I never really thought I was great at writing blurbs, you know, but now I have a sense for how truly terrible I am at it. For one thing, I usually only read the first two sentences of a blurb on a novel I'm thinking of reading. I do this not because I'm impatient (well... maybe that too) but because I hate when blurbs have spoilers in them. And they almost always do. And basically a lot of the advice I've been getting from the folks at AW is leading me to do some of that with my TCD blurb. This so goes against my tastes. But let's face it, writing, "This is a really great novel. Trust me. You'll like it. You don't want me to give anything away why, right? Just trust me." Isn't going to work. So I'm biting the bullet and writing a new blurb that says a lot more about the story than the original blurb did.

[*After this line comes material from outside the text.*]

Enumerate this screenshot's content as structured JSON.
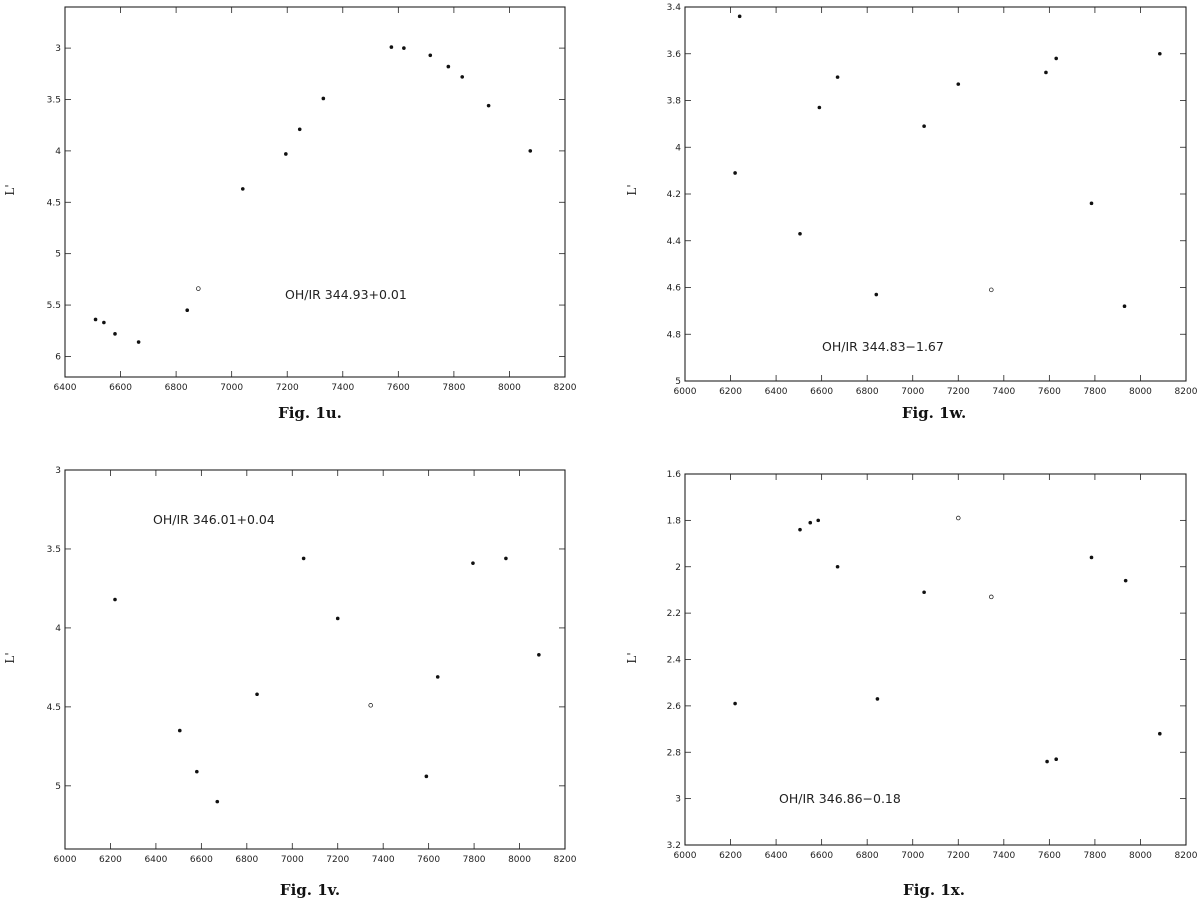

In my latest attempt, I went and looked at the blurb for Kushiel's Dart, since it was one of the books that I thought of when I was coming up with my ideas for TCD (Cynthia Voigt's Jackaroo was another, as were a couple of Marion Zimmer Bradley novels). I followed the Kushiel blurb line by line, trying to come up with what the equivalent would be for TCD. That was interesting, and some of the AW peeps say they like this latest version the best. Now, of course, I'm going to rework it, both to incorporate the newest feedback but also to change it enough that it's not so close to the Kushiel blurb.

This process is frustrating and tiring and may be interfering with my regular writing energies. In any case, I haven't worked on the WiP in a couple of days. I haven't wanted to, which is disappointing because for a while there I was chugging right along. Today, though, I did think of something that was missing in the story, so with luck, I'll find the energy for it again tomorrow. 

When you read blurbs, do you like there to be a lot of information about the story, or do you avoid finding out a lot, like I do?

What qualities do the best blurbs have?